Many of our projects are about improving the visibility of an organisation or an art form - whether it is the demonstration of the production process (our new project for Edinburgh Printmakers), opening up to new audiences (our Theatre Royal project for Scottish Opera) or indeed the revealing of a rich architectural and narrative heritage (our recent submission for St Peters / Kilmahew).

The act of artistic production sits on an extremely wide sliding scale between intense introspection and broad engagement, between an essentially private act and then its public consumption. Like any thoughtful act there is a need to internalise the creative struggle and on the other hand publicise, share and polemicise the outcomes. And it is no different for organisations with their need to nurture the art forms they support and at the same time make them visible to the outside world.

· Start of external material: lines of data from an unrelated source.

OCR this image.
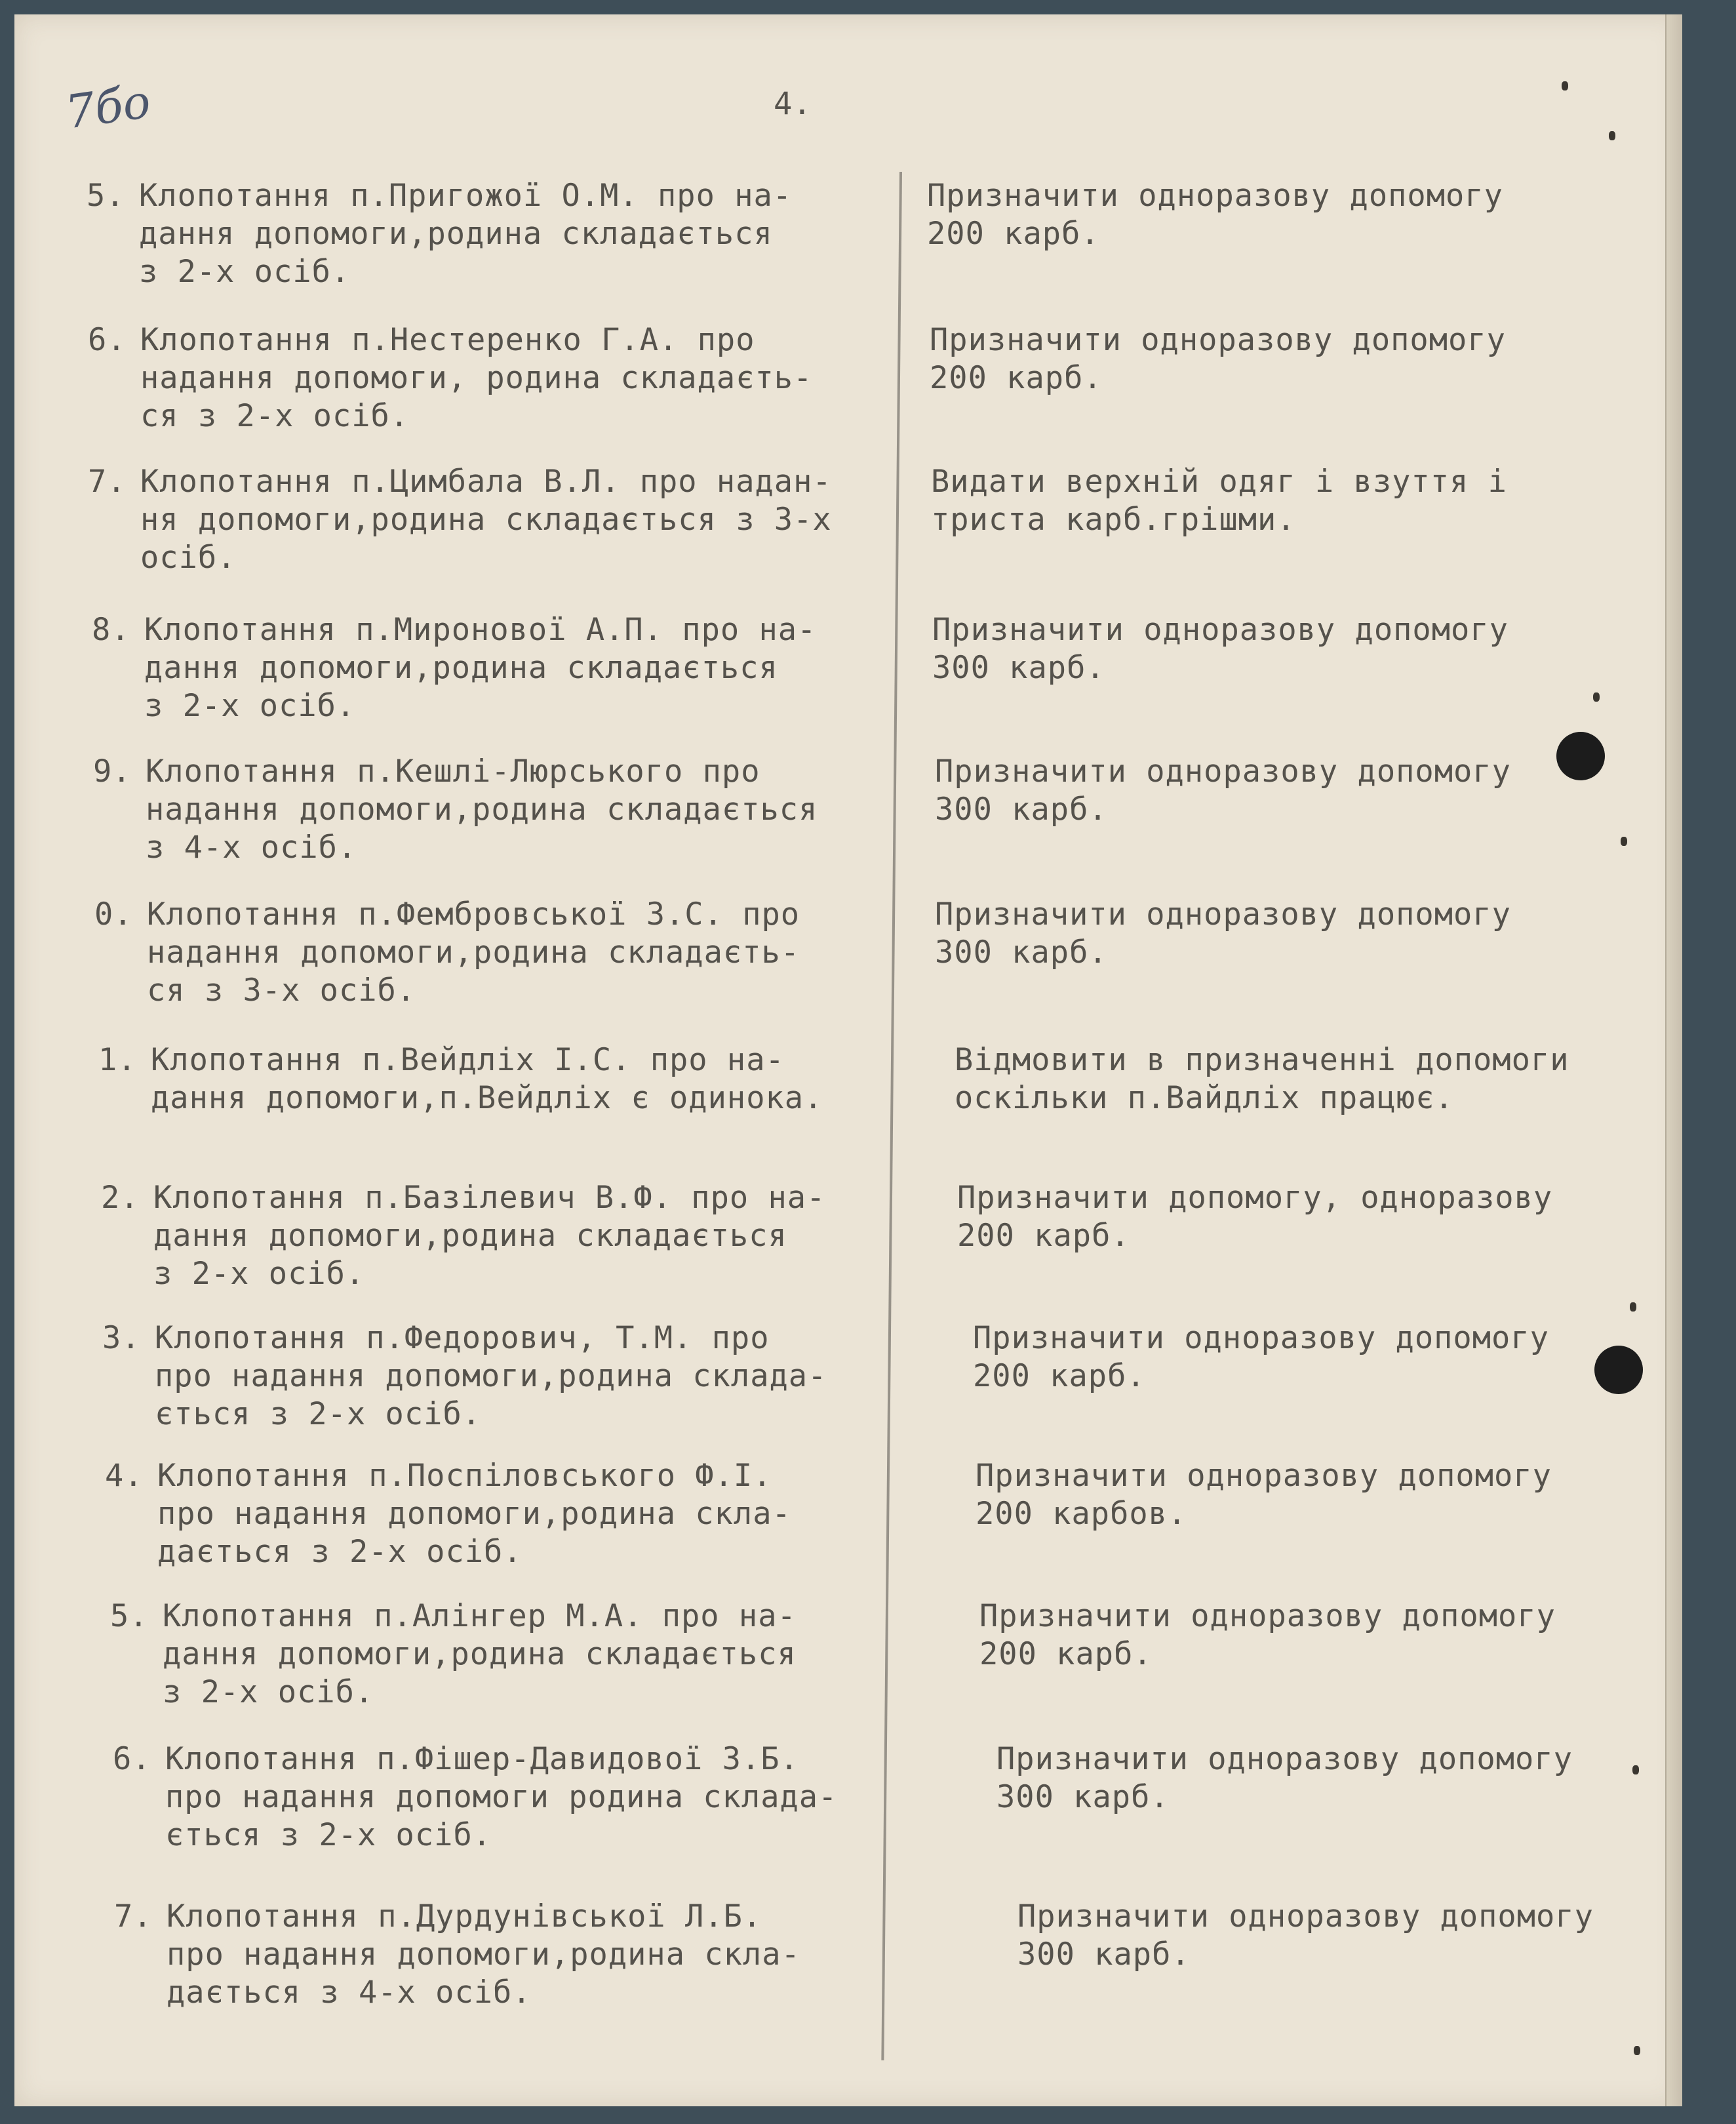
7бо	4.
5. Клопотання п.Пригожої О.М. про на-
дання допомоги,родина складається
з 2-х осіб.
Призначити одноразову допомогу
200 карб.
6. Клопотання п.Нестеренко Г.А. про
надання допомоги, родина складаєть-
ся з 2-х осіб.
Призначити одноразову допомогу
200 карб.
7. Клопотання п.Цимбала В.Л. про надан-
ня допомоги,родина складається з 3-х
осіб.
Видати верхній одяг і взуття і
триста карб.грішми.
8. Клопотання п.Миронової А.П. про на-
дання допомоги,родина складається
з 2-х осіб.
Призначити одноразову допомогу
300 карб.
9. Клопотання п.Кешлі-Люрського про
надання допомоги,родина складається
з 4-х осіб.
Призначити одноразову допомогу
300 карб.
0. Клопотання п.Фембровської З.С. про
надання допомоги,родина складаєть-
ся з 3-х осіб.
Призначити одноразову допомогу
300 карб.
1. Клопотання п.Вейдліх І.С. про на-
дання допомоги,п.Вейдліх є одинока.
Відмовити в призначенні допомоги
оскільки п.Вайдліх працює.
2. Клопотання п.Базілевич В.Ф. про на-
дання допомоги,родина складається
з 2-х осіб.
Призначити допомогу, одноразову
200 карб.
3. Клопотання п.Федорович, Т.М. про
про надання допомоги,родина склада-
ється з 2-х осіб.
Призначити одноразову допомогу
200 карб.
4. Клопотання п.Поспіловського Ф.І.
про надання допомоги,родина скла-
дається з 2-х осіб.
Призначити одноразову допомогу
200 карбов.
5. Клопотання п.Алінгер М.А. про на-
дання допомоги,родина складається
з 2-х осіб.
Призначити одноразову допомогу
200 карб.
6. Клопотання п.Фішер-Давидової З.Б.
про надання допомоги родина склада-
ється з 2-х осіб.
Призначити одноразову допомогу
300 карб.
7. Клопотання п.Дурдунівської Л.Б.
про надання допомоги,родина скла-
дається з 4-х осіб.
Призначити одноразову допомогу
300 карб.
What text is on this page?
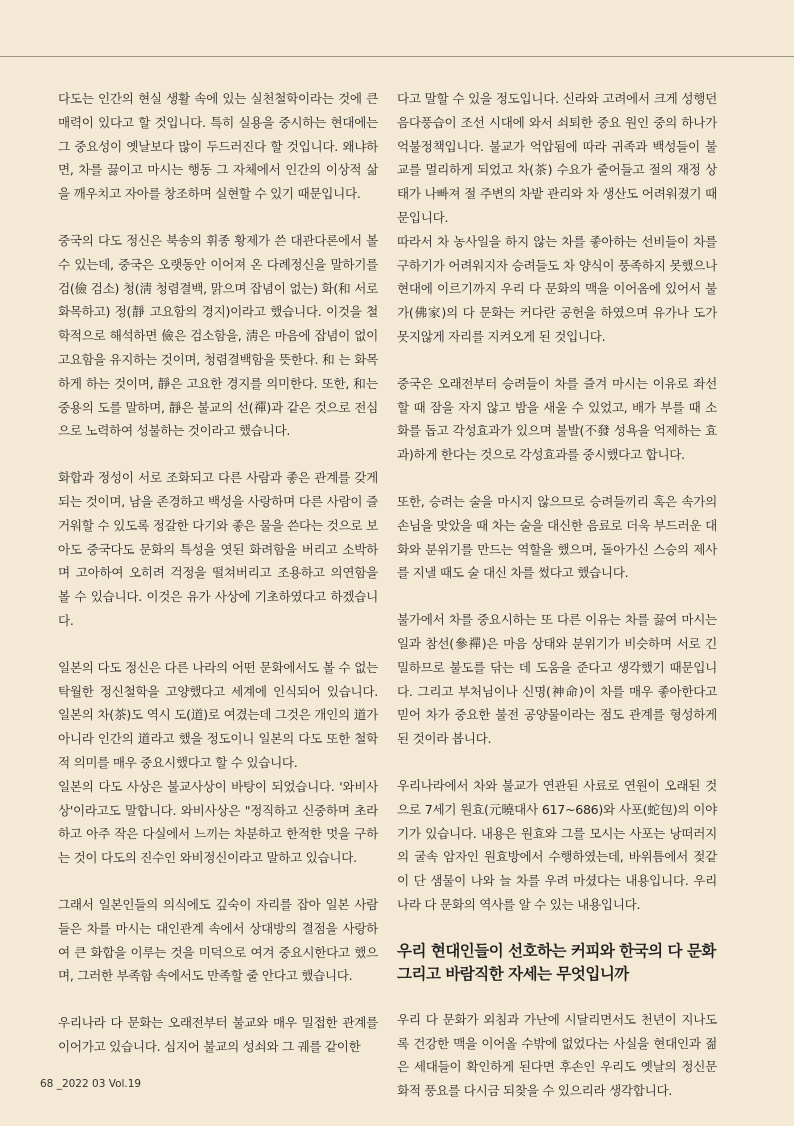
다도는 인간의 현실 생활 속에 있는 실천철학이라는 것에 큰 매력이 있다고 할 것입니다. 특히 실용을 중시하는 현대에는 그 중요성이 옛날보다 많이 두드러진다 할 것입니다. 왜냐하면, 차를 끓이고 마시는 행동 그 자체에서 인간의 이상적 삶을 깨우치고 자아를 창조하며 실현할 수 있기 때문입니다.

중국의 다도 정신은 북송의 휘종 황제가 쓴 대관다론에서 볼 수 있는데, 중국은 오랫동안 이어져 온 다례정신을 말하기를 검(儉 검소) 청(淸 청렴결백, 맑으며 잡념이 없는) 화(和 서로 화목하고) 정(靜 고요함의 경지)이라고 했습니다. 이것을 철학적으로 해석하면 儉은 검소함을, 淸은 마음에 잡념이 없이 고요함을 유지하는 것이며, 청렴결백함을 뜻한다. 和 는 화목하게 하는 것이며, 靜은 고요한 경지를 의미한다. 또한, 和는 중용의 도를 말하며, 靜은 불교의 선(禪)과 같은 것으로 전심으로 노력하여 성불하는 것이라고 했습니다.

화합과 정성이 서로 조화되고 다른 사람과 좋은 관계를 갖게 되는 것이며, 남을 존경하고 백성을 사랑하며 다른 사람이 즐거워할 수 있도록 정갈한 다기와 좋은 물을 쓴다는 것으로 보아도 중국다도 문화의 특성을 엿된 화려함을 버리고 소박하며 고아하여 오히려 걱정을 떨쳐버리고 조용하고 의연함을 볼 수 있습니다. 이것은 유가 사상에 기초하였다고 하겠습니다.

일본의 다도 정신은 다른 나라의 어떤 문화에서도 볼 수 없는 탁월한 정신철학을 고양했다고 세계에 인식되어 있습니다. 일본의 차(茶)도 역시 도(道)로 여겼는데 그것은 개인의 道가 아니라 인간의 道라고 했을 정도이니 일본의 다도 또한 철학적 의미를 매우 중요시했다고 할 수 있습니다.

일본의 다도 사상은 불교사상이 바탕이 되었습니다. '와비사상'이라고도 말합니다. 와비사상은 "정직하고 신중하며 초라하고 아주 작은 다실에서 느끼는 차분하고 한적한 멋을 구하는 것이 다도의 진수인 와비정신이라고 말하고 있습니다.

그래서 일본인들의 의식에도 깊숙이 자리를 잡아 일본 사람들은 차를 마시는 대인관계 속에서 상대방의 결점을 사랑하여 큰 화합을 이루는 것을 미덕으로 여겨 중요시한다고 했으며, 그러한 부족함 속에서도 만족할 줄 안다고 했습니다.

우리나라 다 문화는 오래전부터 불교와 매우 밀접한 관계를 이어가고 있습니다. 심지어 불교의 성쇠와 그 궤를 같이한

다고 말할 수 있을 정도입니다. 신라와 고려에서 크게 성행던 음다풍습이 조선 시대에 와서 쇠퇴한 중요 원인 중의 하나가 억불정책입니다. 불교가 억압됨에 따라 귀족과 백성들이 불교를 멀리하게 되었고 차(茶) 수요가 줄어들고 절의 재정 상태가 나빠져 절 주변의 차밭 관리와 차 생산도 어려워졌기 때문입니다.

따라서 차 농사일을 하지 않는 차를 좋아하는 선비들이 차를 구하기가 어려워지자 승려들도 차 양식이 풍족하지 못했으나 현대에 이르기까지 우리 다 문화의 맥을 이어옴에 있어서 불가(佛家)의 다 문화는 커다란 공헌을 하였으며 유가나 도가 못지않게 자리를 지켜오게 된 것입니다.

중국은 오래전부터 승려들이 차를 즐겨 마시는 이유로 좌선할 때 잠을 자지 않고 밤을 새울 수 있었고, 배가 부를 때 소화를 돕고 각성효과가 있으며 불발(不發 성욕을 억제하는 효과)하게 한다는 것으로 각성효과를 중시했다고 합니다.

또한, 승려는 술을 마시지 않으므로 승려들끼리 혹은 속가의 손님을 맞았을 때 차는 술을 대신한 음료로 더욱 부드러운 대화와 분위기를 만드는 역할을 했으며, 돌아가신 스승의 제사를 지낼 때도 술 대신 차를 썼다고 했습니다.

불가에서 차를 중요시하는 또 다른 이유는 차를 끓여 마시는 일과 참선(參禪)은 마음 상태와 분위기가 비슷하며 서로 긴밀하므로 불도를 닦는 데 도움을 준다고 생각했기 때문입니다. 그리고 부처님이나 신명(神命)이 차를 매우 좋아한다고 믿어 차가 중요한 불전 공양물이라는 점도 관계를 형성하게 된 것이라 봅니다.

우리나라에서 차와 불교가 연관된 사료로 연원이 오래된 것으로 7세기 원효(元曉대사 617~686)와 사포(蛇包)의 이야기가 있습니다. 내용은 원효와 그를 모시는 사포는 낭떠러지의 굴속 암자인 원효방에서 수행하였는데, 바위틈에서 젖같이 단 샘물이 나와 늘 차를 우려 마셨다는 내용입니다. 우리나라 다 문화의 역사를 알 수 있는 내용입니다.

우리 현대인들이 선호하는 커피와 한국의 다 문화 그리고 바람직한 자세는 무엇입니까

우리 다 문화가 외침과 가난에 시달리면서도 천년이 지나도록 건강한 맥을 이어올 수밖에 없었다는 사실을 현대인과 젊은 세대들이 확인하게 된다면 후손인 우리도 옛날의 정신문화적 풍요를 다시금 되찾을 수 있으리라 생각합니다.

68 _2022 03 Vol.19
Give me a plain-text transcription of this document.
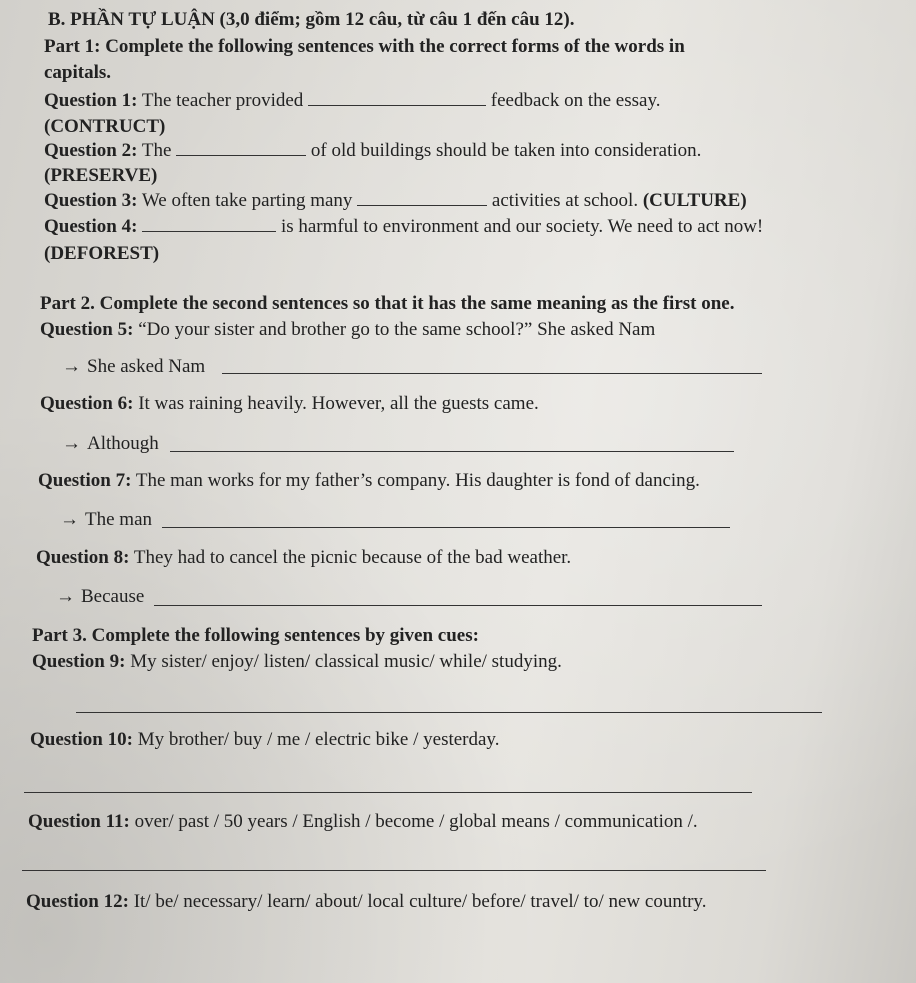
B. PHẦN TỰ LUẬN (3,0 điểm; gồm 12 câu, từ câu 1 đến câu 12).
Part 1: Complete the following sentences with the correct forms of the words in
capitals.
Question 1: The teacher provided	feedback on the essay.
(CONTRUCT)
Question 2: The	of old buildings should be taken into consideration.
(PRESERVE)
Question 3: We often take parting many	activities at school. (CULTURE)
Question 4:	is harmful to environment and our society. We need to act now!
(DEFOREST)
Part 2. Complete the second sentences so that it has the same meaning as the first one.
Question 5: “Do your sister and brother go to the same school?” She asked Nam
→ She asked Nam
Question 6: It was raining heavily. However, all the guests came.
→ Although
Question 7: The man works for my father’s company. His daughter is fond of dancing.
→ The man
Question 8: They had to cancel the picnic because of the bad weather.
→ Because
Part 3. Complete the following sentences by given cues:
Question 9: My sister/ enjoy/ listen/ classical music/ while/ studying.
Question 10: My brother/ buy / me / electric bike / yesterday.
Question 11: over/ past / 50 years / English / become / global means / communication /.
Question 12: It/ be/ necessary/ learn/ about/ local culture/ before/ travel/ to/ new country.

Reflecting back across our artistic projects we have searched for new ways to open up artistic endeavour and in these three projects three ideas stand out, at the Printmakers new refurbishment project the idea of building a shop front, at the Theatre Royal making a bold new corner and in our thoughts for Kilmahew Estate, hollowing out the forest to make a big clearing. Each in their own way, the shopfront, the corner and the open landscape are about offering up to the hidden - creating a stage on which to be seen.

It is a two way dialogue. For every shopfront that reveals what is hidden, there is a view back from the hidden to the street outside, for every marker on the corner to flag a hidden setting there is an opportunity for the hidden to wave the flag, and in making a clearing in the wood the hidden becomes visible.